The Professor of Light

Front Cover
G.P. Putnam's Sons, 1999 - Fiction - 254 pages
Megan adores her father, a charming, befuddled professor of philosophy from Guyana whose lifetime pursuit is to resolve the dual nature of light as particle and wave. To further his obsessive quest, the professor trains his daughter in Socratic reasoning and the principles of physics. Even as a child, she organizes his notes, types his theories, and engages him in debates.

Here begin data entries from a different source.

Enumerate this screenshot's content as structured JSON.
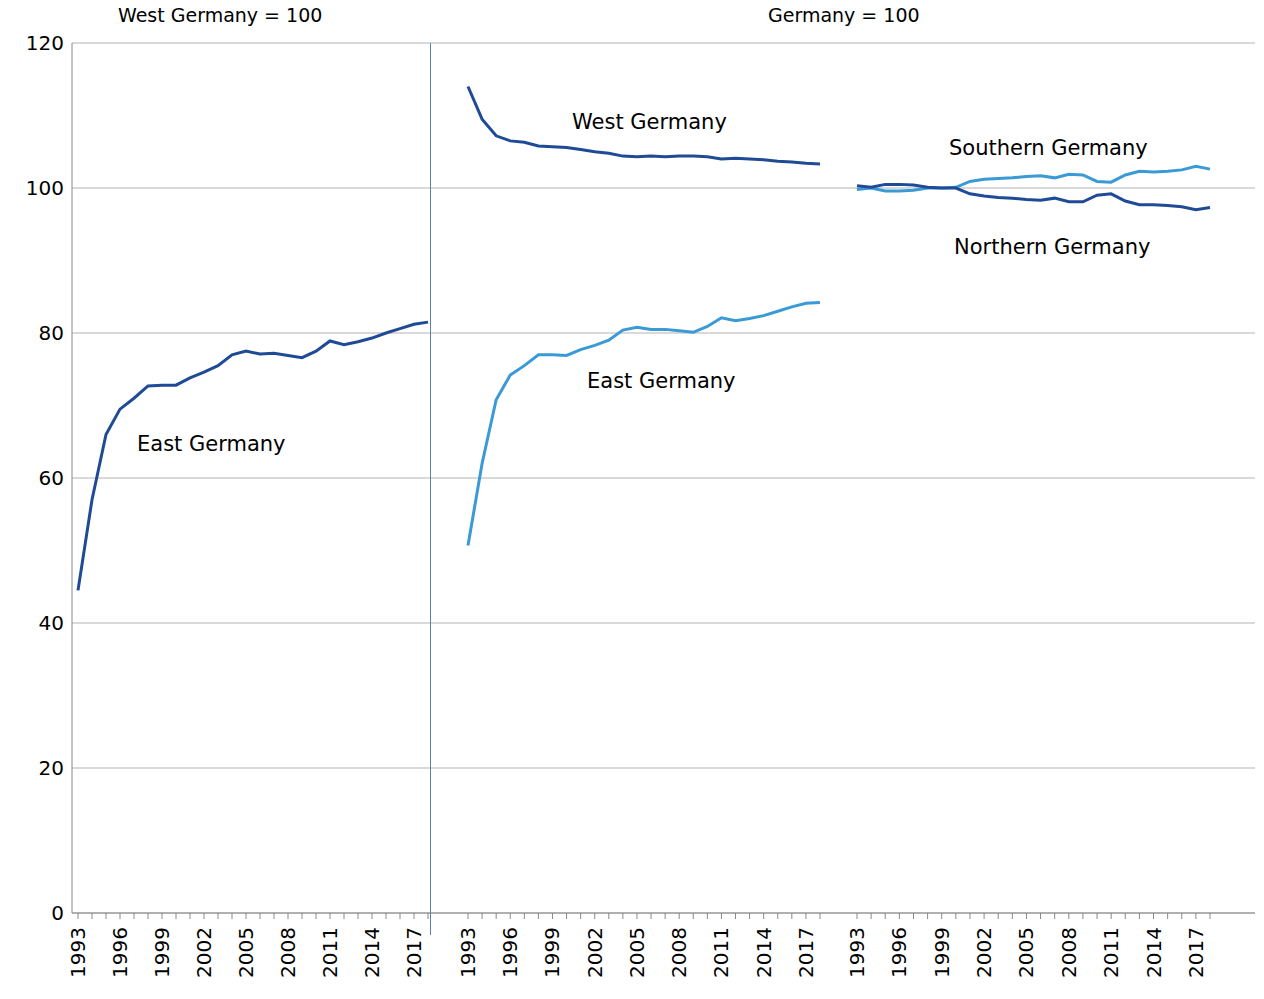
{
  "chart_data": [
    {
      "type": "line",
      "title": "West Germany = 100",
      "categories": [
        "1993",
        null,
        null,
        "1996",
        null,
        null,
        "1999",
        null,
        null,
        "2002",
        null,
        null,
        "2005",
        null,
        null,
        "2008",
        null,
        null,
        "2011",
        null,
        null,
        "2014",
        null,
        null,
        "2017",
        null
      ],
      "series": [
        {
          "name": "East Germany",
          "color": "#1f4b96",
          "values": [
            44.5,
            57,
            66,
            69.5,
            71,
            72.7,
            72.8,
            72.8,
            73.8,
            74.6,
            75.5,
            77,
            77.5,
            77.1,
            77.2,
            76.9,
            76.6,
            77.5,
            78.9,
            78.4,
            78.8,
            79.3,
            80,
            80.6,
            81.2,
            81.5
          ]
        }
      ],
      "ylim": [
        0,
        120
      ],
      "yticks": [
        0,
        20,
        40,
        60,
        80,
        100,
        120
      ],
      "grid": true
    },
    {
      "type": "line",
      "title": "Germany = 100",
      "categories": [
        "1993",
        null,
        null,
        "1996",
        null,
        null,
        "1999",
        null,
        null,
        "2002",
        null,
        null,
        "2005",
        null,
        null,
        "2008",
        null,
        null,
        "2011",
        null,
        null,
        "2014",
        null,
        null,
        "2017",
        null
      ],
      "series": [
        {
          "name": "West Germany",
          "color": "#1f4b96",
          "values": [
            114,
            109.5,
            107.2,
            106.5,
            106.3,
            105.8,
            105.7,
            105.6,
            105.3,
            105,
            104.8,
            104.4,
            104.3,
            104.4,
            104.3,
            104.4,
            104.4,
            104.3,
            104,
            104.1,
            104,
            103.9,
            103.7,
            103.6,
            103.4,
            103.3
          ]
        },
        {
          "name": "East Germany",
          "color": "#3a9ad6",
          "values": [
            50.7,
            62,
            70.8,
            74.2,
            75.5,
            77,
            77,
            76.9,
            77.7,
            78.3,
            79,
            80.4,
            80.8,
            80.5,
            80.5,
            80.3,
            80.1,
            80.9,
            82.1,
            81.7,
            82,
            82.4,
            83,
            83.6,
            84.1,
            84.2
          ]
        }
      ],
      "ylim": [
        0,
        120
      ],
      "yticks": [
        0,
        20,
        40,
        60,
        80,
        100,
        120
      ],
      "grid": true,
      "tick_labels": "x"
    },
    {
      "type": "line",
      "categories": [
        "1993",
        null,
        null,
        "1996",
        null,
        null,
        "1999",
        null,
        null,
        "2002",
        null,
        null,
        "2005",
        null,
        null,
        "2008",
        null,
        null,
        "2011",
        null,
        null,
        "2014",
        null,
        null,
        "2017",
        null
      ],
      "series": [
        {
          "name": "Southern Germany",
          "color": "#3a9ad6",
          "values": [
            99.8,
            100,
            99.6,
            99.6,
            99.7,
            100,
            100,
            100.1,
            100.9,
            101.2,
            101.3,
            101.4,
            101.6,
            101.7,
            101.4,
            101.9,
            101.8,
            100.9,
            100.8,
            101.8,
            102.3,
            102.2,
            102.3,
            102.5,
            103,
            102.6
          ]
        },
        {
          "name": "Northern Germany",
          "color": "#1f4b96",
          "values": [
            100.3,
            100.1,
            100.5,
            100.5,
            100.4,
            100.1,
            100,
            100,
            99.2,
            98.9,
            98.7,
            98.6,
            98.4,
            98.3,
            98.6,
            98.1,
            98.1,
            99,
            99.2,
            98.2,
            97.7,
            97.7,
            97.6,
            97.4,
            97,
            97.3
          ]
        }
      ],
      "ylim": [
        0,
        120
      ],
      "yticks": [
        0,
        20,
        40,
        60,
        80,
        100,
        120
      ],
      "grid": true,
      "tick_labels": "x"
    }
  ]
}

At the root of their intense father-daughter bond is the legacy of Indian-Caribbean storytelling he passes on. She drinks in the obeah tales and myths, the stories that illuminate the lost history of her family that scattered over many continents and cultures. And so Megan absorbs her past, while struggling to remain afloat between the undertow of family and the riptide of the larger world.

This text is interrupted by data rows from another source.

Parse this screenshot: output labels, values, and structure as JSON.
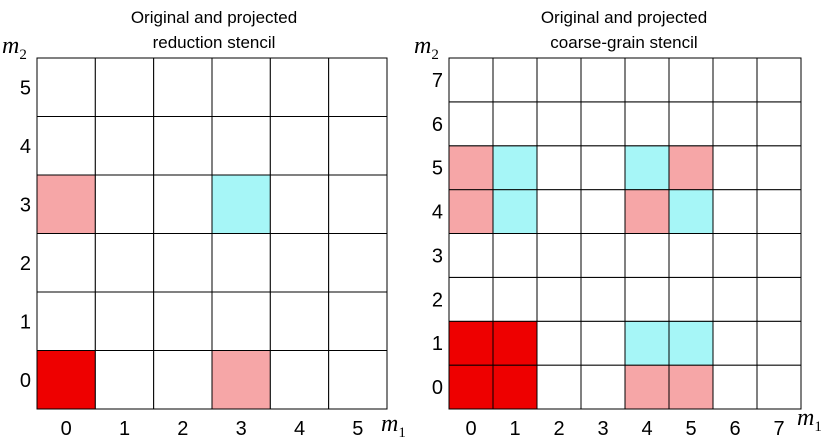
{
  "colors": {
    "red": "#ee0000",
    "pink": "#f6a6a7",
    "cyan": "#a6f6f7",
    "empty": "#ffffff",
    "grid": "#000000"
  },
  "panels": [
    {
      "title_line1": "Original and projected",
      "title_line2": "reduction stencil",
      "x_axis_label": "m",
      "x_axis_sub": "1",
      "y_axis_label": "m",
      "y_axis_sub": "2",
      "x_ticks": [
        "0",
        "1",
        "2",
        "3",
        "4",
        "5"
      ],
      "y_ticks": [
        "0",
        "1",
        "2",
        "3",
        "4",
        "5"
      ],
      "cols": 6,
      "rows": 6,
      "cells": [
        {
          "m1": 0,
          "m2": 0,
          "color": "red"
        },
        {
          "m1": 3,
          "m2": 0,
          "color": "pink"
        },
        {
          "m1": 0,
          "m2": 3,
          "color": "pink"
        },
        {
          "m1": 3,
          "m2": 3,
          "color": "cyan"
        }
      ]
    },
    {
      "title_line1": "Original and projected",
      "title_line2": "coarse-grain stencil",
      "x_axis_label": "m",
      "x_axis_sub": "1",
      "y_axis_label": "m",
      "y_axis_sub": "2",
      "x_ticks": [
        "0",
        "1",
        "2",
        "3",
        "4",
        "5",
        "6",
        "7"
      ],
      "y_ticks": [
        "0",
        "1",
        "2",
        "3",
        "4",
        "5",
        "6",
        "7"
      ],
      "cols": 8,
      "rows": 8,
      "cells": [
        {
          "m1": 0,
          "m2": 0,
          "color": "red"
        },
        {
          "m1": 1,
          "m2": 0,
          "color": "red"
        },
        {
          "m1": 0,
          "m2": 1,
          "color": "red"
        },
        {
          "m1": 1,
          "m2": 1,
          "color": "red"
        },
        {
          "m1": 4,
          "m2": 0,
          "color": "pink"
        },
        {
          "m1": 5,
          "m2": 0,
          "color": "pink"
        },
        {
          "m1": 4,
          "m2": 1,
          "color": "cyan"
        },
        {
          "m1": 5,
          "m2": 1,
          "color": "cyan"
        },
        {
          "m1": 0,
          "m2": 4,
          "color": "pink"
        },
        {
          "m1": 1,
          "m2": 4,
          "color": "cyan"
        },
        {
          "m1": 0,
          "m2": 5,
          "color": "pink"
        },
        {
          "m1": 1,
          "m2": 5,
          "color": "cyan"
        },
        {
          "m1": 4,
          "m2": 4,
          "color": "pink"
        },
        {
          "m1": 5,
          "m2": 4,
          "color": "cyan"
        },
        {
          "m1": 4,
          "m2": 5,
          "color": "cyan"
        },
        {
          "m1": 5,
          "m2": 5,
          "color": "pink"
        }
      ]
    }
  ]
}
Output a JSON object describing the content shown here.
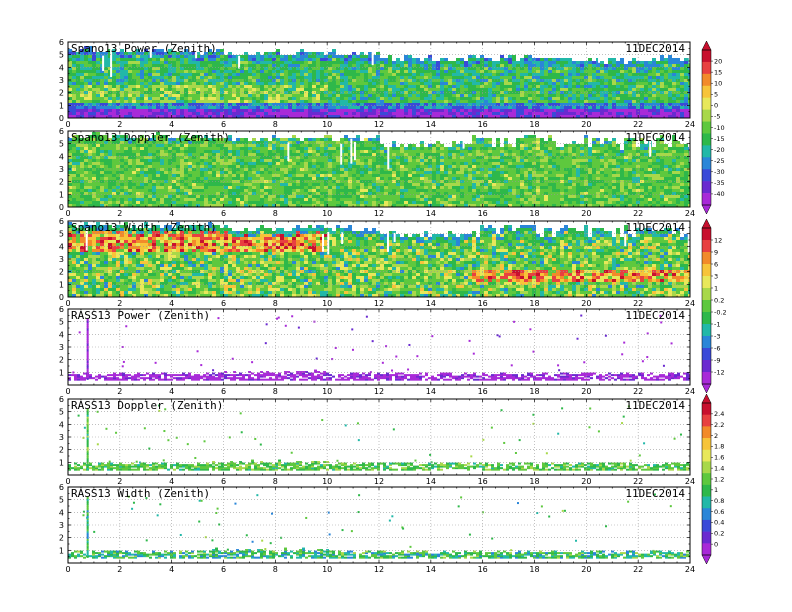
{
  "chart_data": [
    {
      "type": "heatmap",
      "title": "Spano13 Power (Zenith)",
      "date": "11DEC2014",
      "xlim": [
        0,
        24
      ],
      "ylim": [
        0,
        6
      ],
      "xticks": [
        "0",
        "2",
        "4",
        "6",
        "8",
        "10",
        "12",
        "14",
        "16",
        "18",
        "20",
        "22",
        "24"
      ],
      "yticks": [
        "0",
        "1",
        "2",
        "3",
        "4",
        "5",
        "6"
      ],
      "fill_top": [
        5.2,
        5.0,
        4.6,
        4.5
      ],
      "colorbar": "A",
      "pattern": "power"
    },
    {
      "type": "heatmap",
      "title": "Spano13 Doppler (Zenith)",
      "date": "11DEC2014",
      "xlim": [
        0,
        24
      ],
      "ylim": [
        0,
        6
      ],
      "xticks": [
        "0",
        "2",
        "4",
        "6",
        "8",
        "10",
        "12",
        "14",
        "16",
        "18",
        "20",
        "22",
        "24"
      ],
      "yticks": [
        "0",
        "1",
        "2",
        "3",
        "4",
        "5",
        "6"
      ],
      "fill_top": [
        5.5,
        5.3,
        4.8,
        4.7
      ],
      "colorbar": "A",
      "pattern": "doppler"
    },
    {
      "type": "heatmap",
      "title": "Spano13 Width (Zenith)",
      "date": "11DEC2014",
      "xlim": [
        0,
        24
      ],
      "ylim": [
        0,
        6
      ],
      "xticks": [
        "0",
        "2",
        "4",
        "6",
        "8",
        "10",
        "12",
        "14",
        "16",
        "18",
        "20",
        "22",
        "24"
      ],
      "yticks": [
        "0",
        "1",
        "2",
        "3",
        "4",
        "5",
        "6"
      ],
      "fill_top": [
        5.5,
        5.3,
        4.8,
        4.7
      ],
      "colorbar": "B",
      "pattern": "width"
    },
    {
      "type": "heatmap",
      "title": "RASS13 Power (Zenith)",
      "date": "11DEC2014",
      "xlim": [
        0,
        24
      ],
      "ylim": [
        0,
        6
      ],
      "xticks": [
        "0",
        "2",
        "4",
        "6",
        "8",
        "10",
        "12",
        "14",
        "16",
        "18",
        "20",
        "22",
        "24"
      ],
      "yticks": [
        "1",
        "2",
        "3",
        "4",
        "5",
        "6"
      ],
      "colorbar": "B",
      "pattern": "rasspower"
    },
    {
      "type": "heatmap",
      "title": "RASS13 Doppler (Zenith)",
      "date": "11DEC2014",
      "xlim": [
        0,
        24
      ],
      "ylim": [
        0,
        6
      ],
      "xticks": [
        "0",
        "2",
        "4",
        "6",
        "8",
        "10",
        "12",
        "14",
        "16",
        "18",
        "20",
        "22",
        "24"
      ],
      "yticks": [
        "1",
        "2",
        "3",
        "4",
        "5",
        "6"
      ],
      "colorbar": "C",
      "pattern": "rassdoppler"
    },
    {
      "type": "heatmap",
      "title": "RASS13 Width (Zenith)",
      "date": "11DEC2014",
      "xlim": [
        0,
        24
      ],
      "ylim": [
        0,
        6
      ],
      "xticks": [
        "0",
        "2",
        "4",
        "6",
        "8",
        "10",
        "12",
        "14",
        "16",
        "18",
        "20",
        "22",
        "24"
      ],
      "yticks": [
        "1",
        "2",
        "3",
        "4",
        "5",
        "6"
      ],
      "colorbar": "C",
      "pattern": "rasswidth"
    }
  ],
  "colorbars": {
    "A": {
      "labels": [
        "20",
        "15",
        "10",
        "5",
        "0",
        "-5",
        "-10",
        "-15",
        "-20",
        "-25",
        "-30",
        "-35",
        "-40"
      ],
      "colors": [
        "#c8102e",
        "#e84040",
        "#f28a2a",
        "#f7c43a",
        "#e8e85a",
        "#a8d84a",
        "#5ec83e",
        "#2eb84a",
        "#22b8a8",
        "#2a86d8",
        "#3a4ad8",
        "#6a2ad0",
        "#a82ad8"
      ]
    },
    "B": {
      "labels": [
        "12",
        "9",
        "6",
        "3",
        "1",
        "0.2",
        "-0.2",
        "-1",
        "-3",
        "-6",
        "-9",
        "-12"
      ],
      "colors": [
        "#c8102e",
        "#e84040",
        "#f28a2a",
        "#f7c43a",
        "#e8e85a",
        "#a8d84a",
        "#5ec83e",
        "#2eb84a",
        "#22b8a8",
        "#2a86d8",
        "#3a4ad8",
        "#6a2ad0",
        "#a82ad8"
      ]
    },
    "C": {
      "labels": [
        "2.4",
        "2.2",
        "2",
        "1.8",
        "1.6",
        "1.4",
        "1.2",
        "1",
        "0.8",
        "0.6",
        "0.4",
        "0.2",
        "0"
      ],
      "colors": [
        "#c8102e",
        "#e84040",
        "#f28a2a",
        "#f7c43a",
        "#e8e85a",
        "#a8d84a",
        "#5ec83e",
        "#2eb84a",
        "#22b8a8",
        "#2a86d8",
        "#3a4ad8",
        "#6a2ad0",
        "#a82ad8"
      ]
    }
  }
}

As she nears adulthood, Megan's relationship with her father grows more ominous as he is overtaken by a haunting past and a fear that Megan, like all children, will one day eclipse him. Each time she tries to step outside his world of ideas and old stories, she is pulled back in. All the while, the professor descends deeper into madness and Megan must choose how far her devotion will take her.

A novel of logic, passion, and cultural lore, The Professor of Light gets at the heart of what it means to grow up and to grow apart.